While there is some uncertainty over the origin of the saying, “that which is measured, improves,” there is zero uncertainty regarding the value of measuring and its relation to fleet performance.
Simply put, measuring helps fleet managers gain valuable insight into what’s working and what’s not, allowing for faster and smarter data-driven decisions that can help improve every aspect of fleet operations.
Since most fleets today take advantage of technology solutions that capture data, fleet managers are increasingly looking for innovative ways to use all that data to gain a competitive edge. One way is measuring fleet performance by implementing and tracking key performance indicators or KPIs.
Measuring for Success
KPIs are quantifiable and specific measurements that drive fleet and organizational performance. For KPIs to be effective, they must make clear what will be measured and how it will be measured. They should be measurable, meaningful and actionable, tied to the overall goals of the organization and give everyone — not just management —a clearer picture of what success looks like to the organization.
With the ELD mandate now law and ELD devices implemented in the majority of fleet vehicles, there’s no better time to reap one of the key benefits that ELDs bring to the table. And that’s the ease of collecting data — data that can be used to implement KPIs, track key metrics, identify opportunities and make improvements.
While KPIs will differ from fleet to fleet depending on fleet size and vertical, the most common KPIs that industry insiders say every fleet should be tracking are KPIs related to safety, efficiency and compliance.
Let’s take a closer look at each of those.
Safety is always a top — if not the top — priority. Monitoring driver behavior and using data for coaching and training is key to a safer fleet.

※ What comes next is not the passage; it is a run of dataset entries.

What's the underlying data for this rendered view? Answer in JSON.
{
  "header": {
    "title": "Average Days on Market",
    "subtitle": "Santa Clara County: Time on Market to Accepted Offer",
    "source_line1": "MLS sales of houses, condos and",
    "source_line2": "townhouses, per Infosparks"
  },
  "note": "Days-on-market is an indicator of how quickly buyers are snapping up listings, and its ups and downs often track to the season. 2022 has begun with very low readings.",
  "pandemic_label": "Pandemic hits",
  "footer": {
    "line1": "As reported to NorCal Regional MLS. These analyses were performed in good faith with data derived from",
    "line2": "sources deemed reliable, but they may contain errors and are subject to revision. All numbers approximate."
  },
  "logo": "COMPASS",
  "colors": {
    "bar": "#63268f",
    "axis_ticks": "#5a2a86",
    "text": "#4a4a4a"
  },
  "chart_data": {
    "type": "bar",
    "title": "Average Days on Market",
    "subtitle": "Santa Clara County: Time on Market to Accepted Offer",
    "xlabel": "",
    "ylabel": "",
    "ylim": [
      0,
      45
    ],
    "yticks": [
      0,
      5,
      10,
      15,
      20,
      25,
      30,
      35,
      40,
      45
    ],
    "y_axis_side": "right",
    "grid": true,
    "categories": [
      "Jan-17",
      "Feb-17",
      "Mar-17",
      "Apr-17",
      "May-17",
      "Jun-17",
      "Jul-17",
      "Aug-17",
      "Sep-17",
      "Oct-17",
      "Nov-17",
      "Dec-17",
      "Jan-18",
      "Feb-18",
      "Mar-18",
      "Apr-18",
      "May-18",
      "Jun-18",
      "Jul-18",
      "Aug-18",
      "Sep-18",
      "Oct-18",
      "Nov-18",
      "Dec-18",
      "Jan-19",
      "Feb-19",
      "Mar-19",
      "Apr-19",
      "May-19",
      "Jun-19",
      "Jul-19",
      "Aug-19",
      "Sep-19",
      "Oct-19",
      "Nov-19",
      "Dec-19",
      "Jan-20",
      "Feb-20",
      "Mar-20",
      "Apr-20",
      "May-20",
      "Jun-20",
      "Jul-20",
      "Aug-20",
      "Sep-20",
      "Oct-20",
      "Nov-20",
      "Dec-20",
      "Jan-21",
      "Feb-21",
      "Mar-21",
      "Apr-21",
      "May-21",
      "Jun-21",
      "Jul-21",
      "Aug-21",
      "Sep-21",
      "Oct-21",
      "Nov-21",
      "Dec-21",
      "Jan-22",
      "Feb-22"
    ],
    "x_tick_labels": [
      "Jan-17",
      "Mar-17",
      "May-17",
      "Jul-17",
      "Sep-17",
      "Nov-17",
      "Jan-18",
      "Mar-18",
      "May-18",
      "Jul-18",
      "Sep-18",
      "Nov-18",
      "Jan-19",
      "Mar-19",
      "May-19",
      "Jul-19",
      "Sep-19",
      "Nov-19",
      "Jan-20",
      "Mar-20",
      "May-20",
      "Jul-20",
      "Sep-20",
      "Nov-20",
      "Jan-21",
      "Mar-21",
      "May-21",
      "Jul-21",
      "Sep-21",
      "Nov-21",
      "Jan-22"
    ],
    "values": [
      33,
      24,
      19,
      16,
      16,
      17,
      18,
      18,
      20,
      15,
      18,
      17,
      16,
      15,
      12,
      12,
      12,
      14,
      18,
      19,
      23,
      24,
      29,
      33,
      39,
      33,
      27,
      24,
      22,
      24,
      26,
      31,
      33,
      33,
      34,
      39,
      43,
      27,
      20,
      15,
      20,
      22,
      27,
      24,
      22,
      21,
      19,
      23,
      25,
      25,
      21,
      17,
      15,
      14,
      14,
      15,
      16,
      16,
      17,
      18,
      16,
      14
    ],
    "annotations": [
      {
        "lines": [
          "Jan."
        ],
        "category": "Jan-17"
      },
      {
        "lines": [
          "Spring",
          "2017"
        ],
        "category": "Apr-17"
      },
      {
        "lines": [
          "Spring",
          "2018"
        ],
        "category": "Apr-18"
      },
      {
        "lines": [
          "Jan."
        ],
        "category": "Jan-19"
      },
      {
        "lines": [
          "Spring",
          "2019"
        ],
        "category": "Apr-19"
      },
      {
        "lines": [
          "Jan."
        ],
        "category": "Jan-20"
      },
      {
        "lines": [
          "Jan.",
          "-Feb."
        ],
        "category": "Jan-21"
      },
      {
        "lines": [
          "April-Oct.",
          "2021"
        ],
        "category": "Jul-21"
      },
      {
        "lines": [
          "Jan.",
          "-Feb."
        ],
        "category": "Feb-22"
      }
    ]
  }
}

In fact, data compiled by Automotive Fleet, shows that more than 20 percent of total fleet vehicles are involved in accidents every year with the majority related to preventable driver behaviors.

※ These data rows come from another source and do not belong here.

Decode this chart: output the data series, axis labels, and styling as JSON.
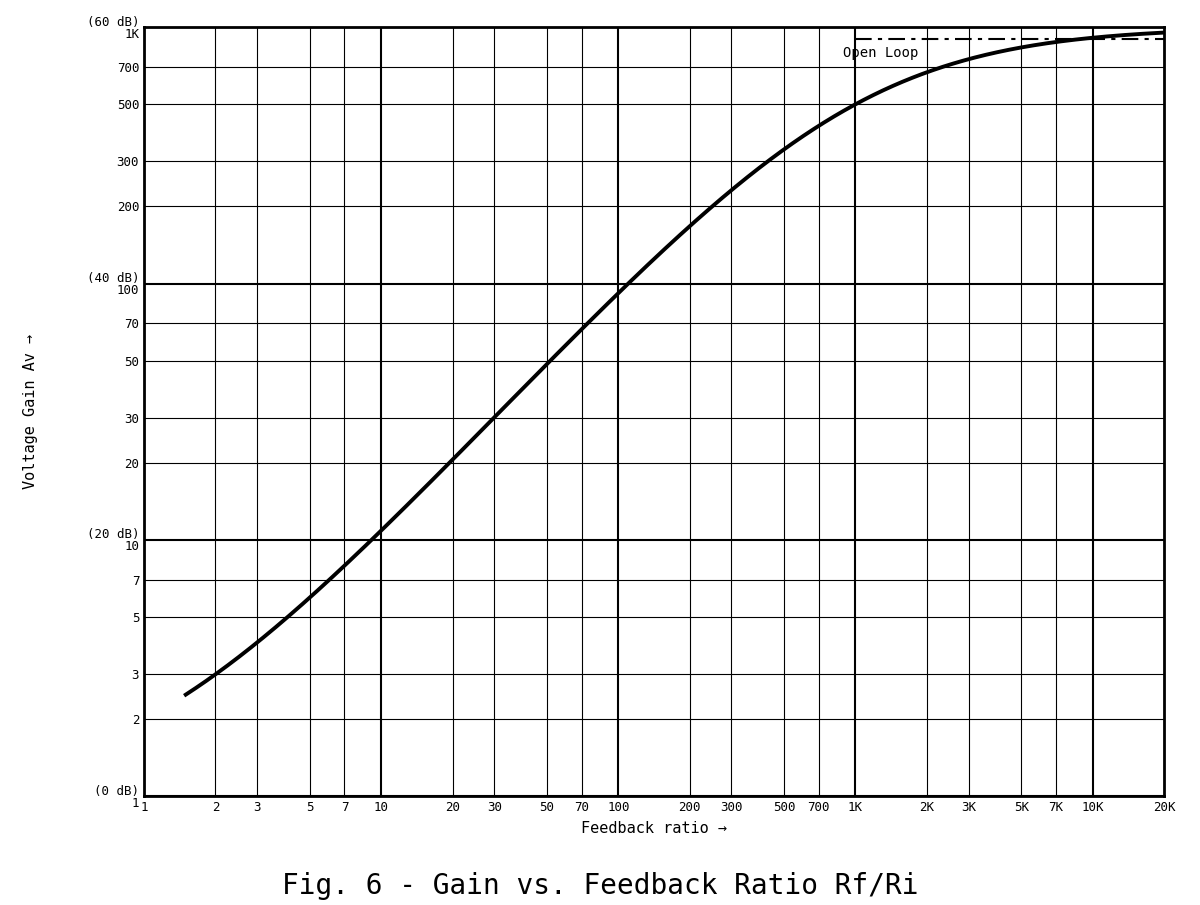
{
  "title": "Fig. 6 - Gain vs. Feedback Ratio Rf/Ri",
  "xlabel": "Feedback ratio →",
  "ylabel": "Voltage Gain Av →",
  "open_loop_gain": 1000,
  "open_loop_label": "Open Loop",
  "x_ticks": [
    1,
    2,
    3,
    5,
    7,
    10,
    20,
    30,
    50,
    70,
    100,
    200,
    300,
    500,
    700,
    1000,
    2000,
    3000,
    5000,
    7000,
    10000,
    20000
  ],
  "x_tick_labels": [
    "1",
    "2",
    "3",
    "5",
    "7",
    "10",
    "20",
    "30",
    "50",
    "70",
    "100",
    "200",
    "300",
    "500",
    "700",
    "1K",
    "2K",
    "3K",
    "5K",
    "7K",
    "10K",
    "20K"
  ],
  "y_ticks": [
    1,
    2,
    3,
    5,
    7,
    10,
    20,
    30,
    50,
    70,
    100,
    200,
    300,
    500,
    700,
    1000
  ],
  "y_special_labels": {
    "1": "(0 dB)\n1",
    "10": "(20 dB)\n10",
    "100": "(40 dB)\n100",
    "1000": "(60 dB)\n1K"
  },
  "xlim": [
    1,
    20000
  ],
  "ylim": [
    1,
    1000
  ],
  "curve_color": "#000000",
  "open_loop_color": "#000000",
  "grid_major_color": "#000000",
  "grid_minor_color": "#888888",
  "background_color": "#ffffff",
  "line_width": 2.8,
  "open_loop_lw": 1.5,
  "curve_x_start": 1.5
}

To that end, it’s not surprising that the top KPIs for safety are related directly to driver behavior:
- Speeding incidents
- Corner handling incidents
- Harsh acceleration and braking violations
To ramp up safety, data should not only be collected from tracking the above KPIs, it should also be used to create weekly or monthly driver scorecards that include data for each driver on the frequency of each event.
Posting scorecards in a common area will help create a friendly-competition among drivers with the best drivers rewarded. Additionally, scorecards with greater detail should be created per driver for individualized coaching and training.

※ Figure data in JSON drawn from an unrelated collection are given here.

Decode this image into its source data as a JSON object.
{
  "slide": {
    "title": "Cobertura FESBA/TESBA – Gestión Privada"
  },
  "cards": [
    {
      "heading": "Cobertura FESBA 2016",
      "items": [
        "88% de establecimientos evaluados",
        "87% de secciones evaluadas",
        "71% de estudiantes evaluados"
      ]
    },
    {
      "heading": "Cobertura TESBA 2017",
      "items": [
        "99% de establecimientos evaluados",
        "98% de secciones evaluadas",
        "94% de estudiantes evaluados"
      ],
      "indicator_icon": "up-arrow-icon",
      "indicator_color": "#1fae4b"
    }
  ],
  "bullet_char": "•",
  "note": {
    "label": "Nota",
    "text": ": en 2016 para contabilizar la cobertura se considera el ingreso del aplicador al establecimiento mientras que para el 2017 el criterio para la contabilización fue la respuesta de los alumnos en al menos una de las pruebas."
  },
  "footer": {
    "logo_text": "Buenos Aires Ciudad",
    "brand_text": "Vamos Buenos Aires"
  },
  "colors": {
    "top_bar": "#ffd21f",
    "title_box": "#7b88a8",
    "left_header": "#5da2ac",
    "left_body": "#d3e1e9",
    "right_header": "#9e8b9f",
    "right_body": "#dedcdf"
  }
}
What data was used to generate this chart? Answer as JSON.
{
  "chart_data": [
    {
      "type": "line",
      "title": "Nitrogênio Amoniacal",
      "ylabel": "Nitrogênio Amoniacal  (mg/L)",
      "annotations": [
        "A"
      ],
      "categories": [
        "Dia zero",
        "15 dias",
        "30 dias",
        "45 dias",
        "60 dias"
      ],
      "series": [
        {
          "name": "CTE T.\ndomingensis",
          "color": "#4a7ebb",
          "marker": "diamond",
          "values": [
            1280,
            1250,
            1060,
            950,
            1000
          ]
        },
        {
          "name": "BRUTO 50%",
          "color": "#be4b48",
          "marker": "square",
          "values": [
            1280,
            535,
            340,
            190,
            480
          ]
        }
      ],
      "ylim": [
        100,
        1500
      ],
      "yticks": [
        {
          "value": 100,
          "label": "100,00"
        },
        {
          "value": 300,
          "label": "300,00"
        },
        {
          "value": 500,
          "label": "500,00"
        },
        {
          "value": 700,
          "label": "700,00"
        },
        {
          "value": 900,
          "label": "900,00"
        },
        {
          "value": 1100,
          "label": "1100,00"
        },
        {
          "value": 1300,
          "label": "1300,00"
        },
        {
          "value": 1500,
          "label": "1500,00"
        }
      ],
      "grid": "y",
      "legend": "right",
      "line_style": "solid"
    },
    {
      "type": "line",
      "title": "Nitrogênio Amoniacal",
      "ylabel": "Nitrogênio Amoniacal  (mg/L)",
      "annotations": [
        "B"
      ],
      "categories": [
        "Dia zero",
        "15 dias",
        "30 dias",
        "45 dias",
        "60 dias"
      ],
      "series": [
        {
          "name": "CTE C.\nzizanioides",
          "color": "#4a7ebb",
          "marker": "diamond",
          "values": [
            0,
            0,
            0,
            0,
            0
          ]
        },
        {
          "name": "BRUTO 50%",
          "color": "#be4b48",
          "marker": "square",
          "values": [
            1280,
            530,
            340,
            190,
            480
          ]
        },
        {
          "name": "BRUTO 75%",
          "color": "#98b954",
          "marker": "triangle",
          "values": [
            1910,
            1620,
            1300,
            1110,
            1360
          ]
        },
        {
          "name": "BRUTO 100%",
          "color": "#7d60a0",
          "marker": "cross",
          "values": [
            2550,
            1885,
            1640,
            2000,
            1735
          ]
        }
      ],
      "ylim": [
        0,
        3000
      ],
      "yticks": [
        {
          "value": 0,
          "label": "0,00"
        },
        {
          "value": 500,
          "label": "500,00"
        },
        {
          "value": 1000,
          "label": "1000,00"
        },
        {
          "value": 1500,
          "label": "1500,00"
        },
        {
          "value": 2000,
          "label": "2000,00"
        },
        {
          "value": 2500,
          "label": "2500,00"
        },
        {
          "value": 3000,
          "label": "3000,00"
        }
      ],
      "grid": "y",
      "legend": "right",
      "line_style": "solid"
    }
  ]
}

Fuel management and maintenance issues are also a top concern with fluctuating fuel prices, vehicle depreciation and asset utilization, which are common challenges across fleets of all sizes.
To help meet these challenges head-on, efficiency KPIs to track include:
- Fuel economy for each vehicle, including idle time
- Empty miles
- Fleet asset utilization
Data collected can help identify risky driver behaviors, such as speeding and excessive idling, that waste fuel and cause wear and tear on vehicles, meaning vehicle depreciation and higher maintenance costs. As with safety, drivers can be trained to avoid these behaviors for safer driving, fewer crashes and lower costs.
Tracking asset utilization gives fleet managers a clear picture of empty miles, how assets are used and how best to use them. For example, data can help optimize fleet utilization and help determine the number of vehicles needed, which can help reduce fuel, maintenance and insurance costs.
Easier and more accurate Hours of Service (HOS) recording and unassigned mileage by vehicle are key objectives of the ELD mandate, and fleets should track these compliance KPIs:
- Available HOS
- HOS violations
- Unassigned mileage by vehicle (FMSCA wants all driving time captured)
Dispatchers should review HOS data daily and review violations data on a weekly basis. Violations do not need to be reported, but need to be tracked in case there is a DOT audit.
ELDs Make it Easy
With the ELD mandate in full force, the data collected by ELD devices can greatly improve safety and fleet operations. The key is the data must be put to work, and fortunately for fleet managers, ELD devices make that job easy to accomplish.
For example, alerts can be set up within the ELD platform for safety issues and impending HOS violations. And all safety, efficiency and compliance KPIs discussed above should be automatically collected by an ELD device, making reporting simple.
ELDs are here to stay -- so is improving fleet operations and the bottom line, but only if you take advantage of the data collecting power that ELDs have to offer.